I could wax lyrical about the poetry of man and machine in harmony but that would be pretentious and, despite the subtitle of this blog, I try not to be pretentious too often. Suffice it to say that I grew up in the 1970s and 1980s, enthralled by the sight of Formula 1; watching the races (when they were on TV) and recreating them on Scalextric with my friend Rodney.
And then, in the 1990s, I watched in horror as Roland Ratzenberger and Ayrton Senna were killed at Imola and my taste for motor racing waned. Other things attracted my attention and, looking back, I think I was a little sickened by a sport that killed its participants. I came back to the sport in 1999, and my love for it was as fanatical as ever. I would watch every race. In the off season, I would recreate the races again but this time on a PS1, then a PS2. A few years later, I discovered Indy Racing and Champ Cars in the US, and fell in love with oval racing - the speed, the tension, the lead changes. I had tickets for the 2005 Indy 500 and, had G not left me a few months before, would have gone - I regret not going anyway.
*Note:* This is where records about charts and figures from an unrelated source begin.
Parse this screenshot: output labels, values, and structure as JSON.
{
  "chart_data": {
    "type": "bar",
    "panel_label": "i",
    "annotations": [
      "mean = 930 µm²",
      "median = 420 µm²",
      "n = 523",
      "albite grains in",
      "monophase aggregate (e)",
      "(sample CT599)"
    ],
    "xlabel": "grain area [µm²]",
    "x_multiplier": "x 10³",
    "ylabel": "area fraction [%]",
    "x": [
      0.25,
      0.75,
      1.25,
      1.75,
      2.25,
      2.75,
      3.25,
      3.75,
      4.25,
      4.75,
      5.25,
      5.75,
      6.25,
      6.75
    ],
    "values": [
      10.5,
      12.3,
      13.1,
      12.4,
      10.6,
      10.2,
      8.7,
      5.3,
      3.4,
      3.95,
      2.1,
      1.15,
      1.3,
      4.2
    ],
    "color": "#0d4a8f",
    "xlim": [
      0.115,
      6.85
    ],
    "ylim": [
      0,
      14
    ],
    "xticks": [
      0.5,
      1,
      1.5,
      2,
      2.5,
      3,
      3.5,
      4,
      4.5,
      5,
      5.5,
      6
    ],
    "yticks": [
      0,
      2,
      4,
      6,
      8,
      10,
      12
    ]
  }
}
It took a while but I got to know the personalities of the drivers - cheery Helio Catroneves and his habit of climbing the catch fencing after a win; surly Paul Tracy, seemingly always with a chip on his shoulder about something; matey, down-to-earth Gil de Ferran; talented, quick but somehow untrustworthy Sam Hornish Jr, the IRL's version of Nando. And then there was Dan Wheldon; the Brit done good in the US. The guy who always seemed cheerful, always seemed happy, with a smile on his face and a mid Atlantic accent that was charming.
Wheldon did well; he achieved a high degree of success in the sport, winning the Indy 500 twice - including the 2005 race that I nearly saw. Latterly, he had struggled to find a seat - Indy has its money problems like everyone else, and the sponsorship just hadn't been there - but he managed to get a few drives this year, including the Indy 500 (which he won in an astonishing race that actually left me hoarse at the end) and yesterday's season finale at Las Vegas.
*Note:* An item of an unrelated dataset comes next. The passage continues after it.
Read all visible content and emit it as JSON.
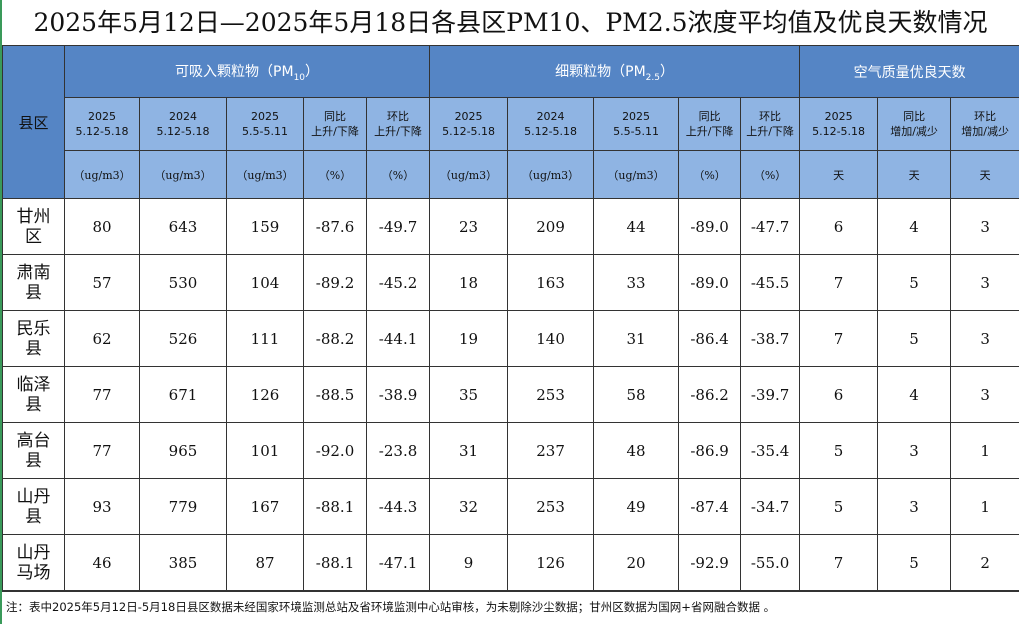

Sure, I knew it was dangerous. I watched Kenny Brack's horrendous accident in Texas in 2003 and remember going to bed not knowing whether he had survived (he did, fortunately). But you get used to seeing drivers survive - in IRL and in F1. Robert Kubica and Mark Webber have both had horrendous accidents in the last few years which, in times past, would probably have killed them. I lost touch with IRL because of the later night timings of the races and Sky's sometimes patchy and rather poor showing, but I was upset when I heard that Paul Dana had been killed in a practice session in 2006.
And then there was last night.
I didn't know him but I'm genuinely sad about Dan. I feel sorry for his wife and his two young children and for his family and friends. Motor racing is a great sport but no one should die for a sport. I've seen the crash, before I knew that Wheldon had been killed, and I won't be watching it again; it's horrendous and I have no desire to see a man die. Those who say that they watch motor racing for the crashes are idiots and have no place in the sport. And, just as I did in 1994, I'm wondering whether I have any place in watching it anymore.